C’est un dispositif qui est assez jeune, il a moins de 3 ans. Pour l’instant, 6 boutiques profitent du dispositif. Trois nouvelles doivent ouvrir cette année. Certaines ont franchi le cap de s’installer et d’assumer entièrement leur loyer. Donc je pense pouvoir dire très honnêtement que c’est un franc succès.
Quels sont les coûts d’un tel dispositif ?
C’est un financement de fonctionnement. Il s’agit de financer les loyers, ils sont bien en deçà de ce que pourrait être une grande campagne de communication. Il se situe aux alentours de 25 000 € annuel. Financé par notre collectivité, puisque nous avons la compétence commerce.
Le principe maître d’œuvre dans ce dispositif est la ville de Romans. Bien sûr, quand nous travaillions sur des appels à projets, nous avons des partenaires qui sont des relais de diffusion. Ensuite, quand nous sélectionnons un projet, nous nous appuyons toujours sur des compétences. Mais le pilote est municipal.
Quelles difficultés avez-vous rencontrées lors de l’élaboration, de la mise en place ou du fonctionnement de ce dispositif ?
J’estime qu’il n’y a pas eu d’obstacles. La proposition était assez innovante. Je dirais qu’avec du travail et des propositions, tout peut être surmontable. C’est plutôt un investissement, il ne fallait pas lâcher, y croire et convaincre. Nous avons réussi à convaincre les propriétaires, c’était peut-être ce qui était le plus difficile, l’amorce. Mais maintenant, la confiance est présente.

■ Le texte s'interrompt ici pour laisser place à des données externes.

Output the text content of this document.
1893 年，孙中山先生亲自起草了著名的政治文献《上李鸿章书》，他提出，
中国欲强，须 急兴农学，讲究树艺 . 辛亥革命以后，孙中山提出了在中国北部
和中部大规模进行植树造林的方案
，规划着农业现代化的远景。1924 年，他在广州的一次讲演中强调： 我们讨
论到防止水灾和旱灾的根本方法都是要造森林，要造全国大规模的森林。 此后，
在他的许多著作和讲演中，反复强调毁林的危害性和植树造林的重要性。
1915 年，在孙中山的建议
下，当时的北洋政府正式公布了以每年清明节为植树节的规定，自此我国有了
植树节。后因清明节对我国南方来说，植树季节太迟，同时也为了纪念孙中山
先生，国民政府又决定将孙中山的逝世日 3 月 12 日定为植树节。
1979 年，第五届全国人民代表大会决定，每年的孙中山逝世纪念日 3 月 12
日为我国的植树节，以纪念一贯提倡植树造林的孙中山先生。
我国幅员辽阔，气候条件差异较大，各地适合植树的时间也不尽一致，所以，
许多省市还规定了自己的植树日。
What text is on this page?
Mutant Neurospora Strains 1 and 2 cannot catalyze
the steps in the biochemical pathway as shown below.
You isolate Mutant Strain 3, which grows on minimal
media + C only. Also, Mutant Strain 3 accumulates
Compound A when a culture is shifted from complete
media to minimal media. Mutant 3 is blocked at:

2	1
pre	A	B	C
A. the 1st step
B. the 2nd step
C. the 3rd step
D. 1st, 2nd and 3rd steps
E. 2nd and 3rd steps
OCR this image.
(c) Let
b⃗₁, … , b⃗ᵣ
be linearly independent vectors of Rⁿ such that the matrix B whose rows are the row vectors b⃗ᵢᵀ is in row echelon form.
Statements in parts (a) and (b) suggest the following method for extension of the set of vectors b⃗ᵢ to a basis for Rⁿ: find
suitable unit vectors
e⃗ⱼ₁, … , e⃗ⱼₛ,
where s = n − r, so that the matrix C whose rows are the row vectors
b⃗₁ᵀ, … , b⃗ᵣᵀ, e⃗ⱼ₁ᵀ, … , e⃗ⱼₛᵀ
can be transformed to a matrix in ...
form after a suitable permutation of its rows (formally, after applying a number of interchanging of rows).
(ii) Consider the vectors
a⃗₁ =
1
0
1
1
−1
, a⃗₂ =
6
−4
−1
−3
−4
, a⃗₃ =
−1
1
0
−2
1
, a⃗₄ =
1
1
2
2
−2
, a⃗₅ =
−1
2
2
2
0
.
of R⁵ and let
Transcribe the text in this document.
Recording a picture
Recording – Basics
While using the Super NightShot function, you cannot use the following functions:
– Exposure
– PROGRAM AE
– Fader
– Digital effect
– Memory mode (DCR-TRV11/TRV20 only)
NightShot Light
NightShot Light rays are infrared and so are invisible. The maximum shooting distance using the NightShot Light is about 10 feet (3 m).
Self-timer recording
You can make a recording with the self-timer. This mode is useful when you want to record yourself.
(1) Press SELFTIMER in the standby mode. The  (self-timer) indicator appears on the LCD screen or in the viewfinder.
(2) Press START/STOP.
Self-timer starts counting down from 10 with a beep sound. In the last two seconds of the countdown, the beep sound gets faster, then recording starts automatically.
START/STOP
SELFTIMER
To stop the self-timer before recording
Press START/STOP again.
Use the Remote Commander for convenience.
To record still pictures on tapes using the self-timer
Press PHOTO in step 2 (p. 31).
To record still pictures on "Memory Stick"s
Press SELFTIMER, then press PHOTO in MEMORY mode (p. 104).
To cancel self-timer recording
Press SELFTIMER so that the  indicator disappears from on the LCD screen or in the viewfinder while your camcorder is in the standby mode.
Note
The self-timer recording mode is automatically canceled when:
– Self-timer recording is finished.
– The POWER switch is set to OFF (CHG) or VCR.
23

Quel conseil donneriez-vous à une ville qui souhaiterait mettre en place un dispositif similaire ?
Je n’aurais pas la prétention. Par contre, il a une position que j’estime très importante pour le développement commercial et la revitalisation de nos centres-villes : il ne faut surtout pas tomber dans l’assistanat, mais accompagner l’approche entrepreneuriale.
Propos recueillis par Léa Tramontin.